February is the height of the rainy season in both the Andes and the rain forest, though it is still possible to visit Peru’s key attractions. The only exception is the Inca Trail, which is closed for the month.
It may sound tempting to visit for the Mistura food festival, which takes place in Lima every September, but don’t plan your trip around it. This popular showcase for dishes from the country’s top restaurants is seriously overcrowded and chaotic, and there is no way to avoid the long lines.
Not giving Lima enough time—or, worse yet, skipping the capital city entirely. A colorful mix of cultures and ethnic groups, from descendents of pre-Hispanic civilizations to Asian and European immigrants, Lima is the epicenter of the recent explosion of Peruvian cuisine onto the world stage. Marisol can arrange a market visit accompanied by one of the city’s star chefs, Penelope Alzamora, which makes for a great introduction to Peruvian cuisine.

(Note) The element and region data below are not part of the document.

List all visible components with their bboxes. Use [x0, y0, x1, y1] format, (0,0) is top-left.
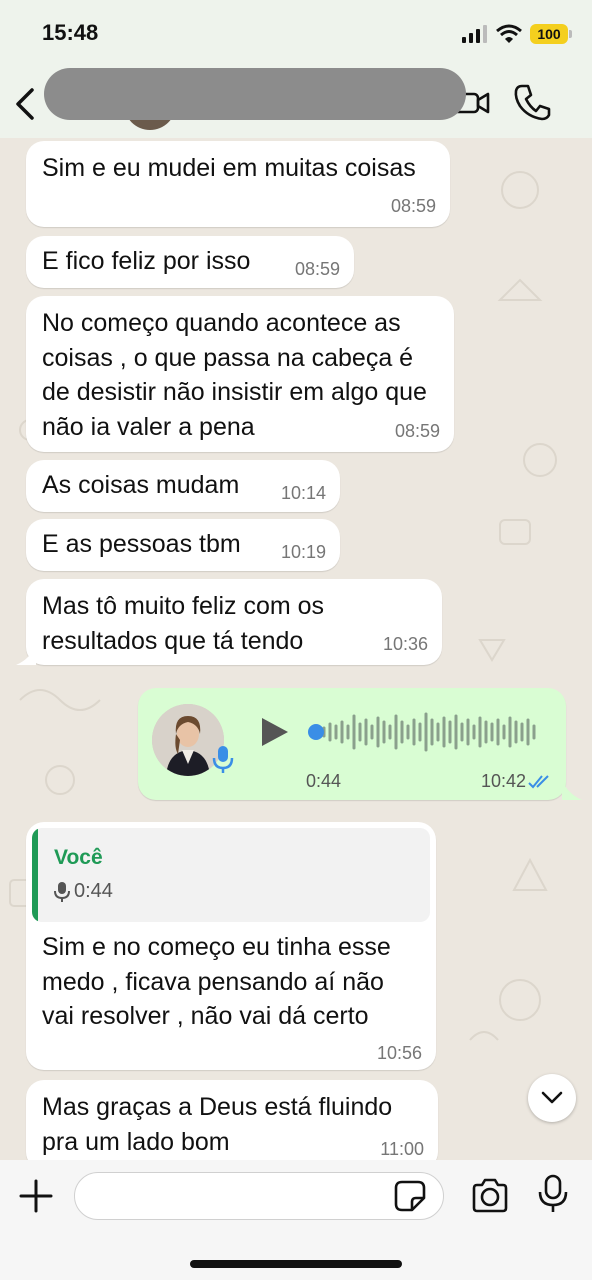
status-icons: 100 [462, 22, 572, 46]
status-time: 15:48 [42, 20, 99, 45]
battery-indicator: 100 [530, 24, 572, 44]
message-bubble[interactable]: No começo quando acontece as coisas , o … [26, 296, 454, 452]
message-text: Sim e no começo eu tinha esse medo , fic… [42, 933, 391, 1030]
message-time: 08:59 [394, 421, 440, 441]
message-text: No começo quando acontece as coisas , o … [42, 309, 427, 441]
message-bubble[interactable]: E as pessoas tbm 10:19 [26, 519, 340, 571]
chevron-down-icon [541, 1091, 563, 1104]
mic-icon [212, 746, 234, 773]
quote-accent-bar [32, 828, 38, 922]
sticker-icon[interactable] [394, 1180, 426, 1212]
quote-content: 0:44 [54, 880, 113, 903]
message-bubble[interactable]: Sim e eu mudei em muitas coisas 08:59 [26, 141, 450, 227]
mic-icon[interactable] [538, 1174, 568, 1214]
waveform[interactable] [308, 710, 548, 754]
wifi-icon [496, 24, 522, 43]
message-text: E fico feliz por isso [42, 247, 251, 275]
message-bubble[interactable]: E fico feliz por isso 08:59 [26, 236, 354, 288]
message-input[interactable] [74, 1172, 444, 1220]
signal-icon [462, 25, 487, 43]
quoted-message[interactable]: Você 0:44 [32, 828, 430, 922]
message-bubble[interactable]: As coisas mudam 10:14 [26, 460, 340, 512]
voice-duration: 0:44 [306, 771, 342, 791]
message-time: 08:59 [294, 259, 340, 279]
message-time: 10:36 [382, 634, 428, 654]
scroll-to-bottom-button[interactable] [528, 1074, 576, 1122]
message-time: 10:14 [280, 483, 326, 503]
message-time: 10:56 [376, 1043, 422, 1063]
plus-icon[interactable] [18, 1178, 54, 1214]
camera-icon[interactable] [470, 1178, 510, 1214]
message-text: E as pessoas tbm [42, 530, 241, 558]
quote-text: 0:44 [74, 880, 113, 902]
double-check-icon [528, 775, 549, 789]
play-icon[interactable] [258, 716, 290, 748]
message-text: Sim e eu mudei em muitas coisas [42, 154, 416, 182]
message-time: 11:00 [380, 1139, 424, 1159]
message-text: Mas tô muito feliz com os resultados que… [42, 592, 325, 655]
contact-name-redacted[interactable] [44, 68, 466, 120]
mic-icon [54, 881, 70, 902]
message-time: 08:59 [390, 196, 436, 216]
message-bubble[interactable]: Mas tô muito feliz com os resultados que… [26, 579, 442, 665]
back-icon[interactable] [10, 84, 40, 124]
reply-message-bubble[interactable]: Você 0:44 Sim e no começo eu tinha esse … [26, 822, 436, 1070]
message-bubble[interactable]: Mas graças a Deus está fluindo pra um la… [26, 1080, 438, 1170]
quote-author: Você [54, 846, 103, 869]
message-time: 10:19 [280, 542, 326, 562]
home-indicator [190, 1260, 402, 1268]
phone-icon[interactable] [512, 82, 552, 122]
message-text: Mas graças a Deus está fluindo pra um la… [42, 1093, 393, 1156]
chat-header: 15:48 100 [0, 0, 592, 138]
playback-position-handle [308, 724, 324, 740]
message-text: As coisas mudam [42, 471, 240, 499]
message-time: 10:42 [480, 771, 526, 791]
bubble-tail [562, 780, 582, 800]
message-input-bar [0, 1160, 592, 1280]
voice-message-bubble[interactable]: 0:44 10:42 [138, 688, 566, 800]
bubble-tail [16, 645, 36, 665]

Not venturing beyond the pisco sour. There are all sorts of delicious cocktails based on pisco, Peru’s national spirit. Marisol can organize a cocktail demonstration and tasting session at a top bar like Malabar or ámaZ, the latter of which specializes in drinks based on Amazonian fruits.

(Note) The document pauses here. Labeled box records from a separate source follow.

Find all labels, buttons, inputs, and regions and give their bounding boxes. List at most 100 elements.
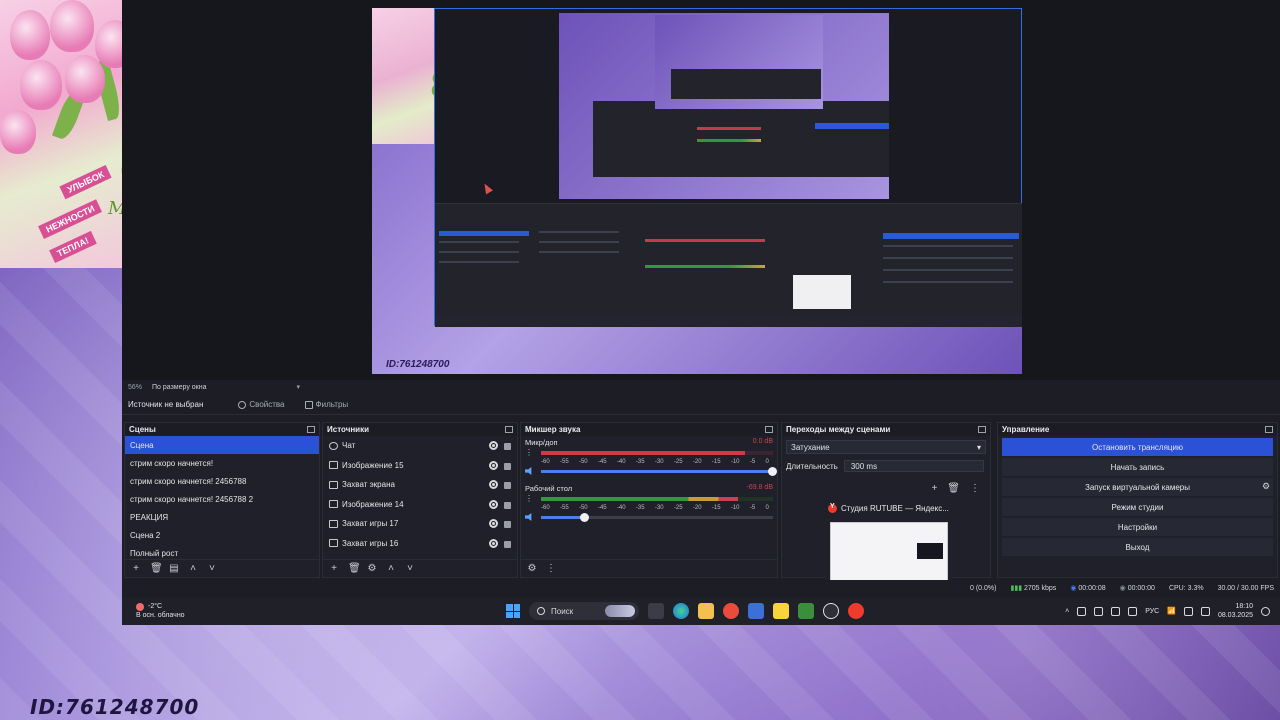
move-down-button[interactable]: ˅ (207, 563, 217, 574)
channel-options-icon[interactable]: ⋮ (525, 448, 533, 457)
filters-button[interactable]: Фильтры (300, 398, 354, 411)
lock-icon[interactable] (504, 540, 511, 548)
transition-select[interactable]: Затухание ▾ (786, 440, 986, 454)
eye-icon[interactable] (489, 499, 498, 509)
scene-item[interactable]: стрим скоро начнется! (125, 454, 319, 472)
zoom-row[interactable]: 56% По размеру окна ▾ (128, 381, 300, 393)
move-up-button[interactable]: ˄ (188, 563, 198, 574)
scene-item[interactable]: стрим скоро начнется! 2456788 2 (125, 490, 319, 508)
obs-icon[interactable] (823, 603, 839, 619)
scene-list[interactable]: Сцена стрим скоро начнется! стрим скоро … (125, 436, 319, 560)
add-scene-button[interactable]: + (131, 563, 141, 574)
fps-readout: 30.00 / 30.00 FPS (1217, 584, 1274, 592)
source-item[interactable]: Захват игры 17 (323, 514, 517, 534)
source-item[interactable]: Чат (323, 436, 517, 456)
scene-item[interactable]: стрим скоро начнется! 2456788 (125, 472, 319, 490)
eye-icon[interactable] (489, 538, 498, 548)
preview-area[interactable]: 8 (122, 0, 1280, 380)
taskbar-search[interactable]: Поиск (529, 602, 639, 620)
stop-stream-button[interactable]: Остановить трансляцию (1002, 438, 1273, 456)
chevron-down-icon[interactable]: ▾ (296, 383, 300, 391)
start-recording-button[interactable]: Начать запись (1002, 458, 1273, 476)
gear-icon[interactable]: ⚙ (367, 563, 377, 574)
store-icon[interactable] (748, 603, 764, 619)
eye-icon[interactable] (489, 460, 498, 470)
speaker-icon[interactable] (525, 467, 532, 475)
volume-slider-thumb[interactable] (768, 466, 777, 476)
add-source-button[interactable]: + (329, 563, 339, 574)
dock-float-icon[interactable] (505, 426, 513, 433)
popup-title: Студия RUTUBE — Яндекс... (841, 504, 949, 513)
source-list[interactable]: Чат Изображение 15 Захват экрана Изображ… (323, 436, 517, 553)
duration-row: Длительность 300 ms (786, 460, 986, 472)
pinned-game-icon[interactable] (798, 603, 814, 619)
move-down-button[interactable]: ˅ (405, 563, 415, 574)
language-indicator[interactable]: РУС (1145, 608, 1159, 615)
weather-widget[interactable]: -2°C В осн. облачно (136, 602, 185, 620)
lock-icon[interactable] (504, 482, 511, 490)
exit-button[interactable]: Выход (1002, 538, 1273, 556)
windows-start-icon[interactable] (506, 604, 520, 618)
duration-input[interactable]: 300 ms (843, 460, 984, 472)
yandex-icon[interactable] (848, 603, 864, 619)
settings-button[interactable]: Настройки (1002, 518, 1273, 536)
file-explorer-icon[interactable] (698, 603, 714, 619)
scene-item[interactable]: РЕАКЦИЯ (125, 508, 319, 526)
source-item[interactable]: Изображение 15 (323, 456, 517, 476)
taskbar-preview-popup[interactable]: Студия RUTUBE — Яндекс... (826, 500, 952, 588)
speaker-icon[interactable] (1183, 606, 1193, 616)
pinned-app-icon[interactable] (773, 603, 789, 619)
dock-float-icon[interactable] (765, 426, 773, 433)
dock-float-icon[interactable] (1265, 426, 1273, 433)
volume-slider[interactable] (541, 466, 777, 476)
notification-icon[interactable] (1261, 606, 1270, 616)
eye-icon[interactable] (489, 480, 498, 490)
move-up-button[interactable]: ˄ (386, 563, 396, 574)
properties-button[interactable]: Свойства (233, 398, 289, 411)
channel-options-icon[interactable]: ⋮ (525, 494, 533, 503)
clock[interactable]: 18:10 08.03.2025 (1218, 602, 1253, 620)
advanced-audio-icon[interactable]: ⚙ (527, 563, 537, 574)
trash-icon[interactable]: 🗑 (947, 483, 960, 494)
chevron-up-icon[interactable]: ˄ (1065, 608, 1069, 615)
edge-icon[interactable] (673, 603, 689, 619)
lock-icon[interactable] (504, 443, 511, 451)
more-options-icon[interactable]: ⋮ (970, 483, 980, 494)
keyboard-icon[interactable] (1111, 606, 1121, 616)
zoom-mode-dropdown[interactable]: По размеру окна (152, 384, 206, 391)
task-view-icon[interactable] (648, 603, 664, 619)
scene-filter-icon[interactable]: ▤ (169, 563, 179, 574)
eye-icon[interactable] (489, 441, 498, 451)
monitor-icon[interactable] (1128, 606, 1138, 616)
volume-slider[interactable] (541, 512, 773, 522)
trash-icon[interactable]: 🗑 (150, 563, 163, 574)
trash-icon[interactable]: 🗑 (348, 563, 361, 574)
more-options-icon[interactable]: ⋮ (546, 563, 556, 574)
preview-canvas[interactable]: 8 (372, 8, 1022, 374)
source-item[interactable]: Изображение 14 (323, 495, 517, 515)
battery-icon[interactable] (1200, 606, 1210, 616)
source-item[interactable]: Захват экрана (323, 475, 517, 495)
yandex-browser-icon[interactable] (723, 603, 739, 619)
volume-slider-thumb[interactable] (580, 512, 590, 522)
studio-mode-button[interactable]: Режим студии (1002, 498, 1273, 516)
virtual-camera-button[interactable]: Запуск виртуальной камеры ⚙ (1002, 478, 1273, 496)
gear-icon[interactable]: ⚙ (1257, 481, 1275, 492)
dock-float-icon[interactable] (307, 426, 315, 433)
popup-thumbnail[interactable] (830, 522, 948, 584)
scene-item[interactable]: Сцена 2 (125, 526, 319, 544)
dock-float-icon[interactable] (978, 426, 986, 433)
scene-item[interactable]: Полный рост (125, 544, 319, 560)
lock-icon[interactable] (504, 462, 511, 470)
source-item[interactable]: Захват игры 16 (323, 534, 517, 554)
gear-icon (238, 400, 247, 409)
microphone-icon[interactable] (1077, 606, 1087, 616)
wifi-icon[interactable]: 📶 (1167, 607, 1176, 615)
lock-icon[interactable] (504, 521, 511, 529)
speaker-icon[interactable] (525, 513, 532, 521)
scene-item[interactable]: Сцена (125, 436, 319, 454)
lock-icon[interactable] (504, 501, 511, 509)
add-transition-button[interactable]: + (931, 483, 937, 494)
printer-icon[interactable] (1094, 606, 1104, 616)
eye-icon[interactable] (489, 519, 498, 529)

Though not customary in local restaurants, tipping has become common in cities such as Lima, where a 10 percent gratuity is the norm.
If you arrange for Marisol’s VIP airport service, someone will meet you at the aircraft and, skipping the main terminals, escort you to a quiet lounge where you can await your luggage as your customs form is filled out for you. The representative will then guide you through customs, bypassing all other passengers, and to your car for private transfer to your Lima hotel.
A dinner cruise on the Amazon at sunset, with colors ranging from deep purple to brilliant orange. In general, luxury lines such as Delfin Amazon Cruises and Aqua Expeditions serve excellent food; Pedro Miguel Schiaffino, of ámaZ and Malabar, created the menus for the Aqua ships.
A bottle of Cuatro Gallos pisco (see “Drink to try,” at left).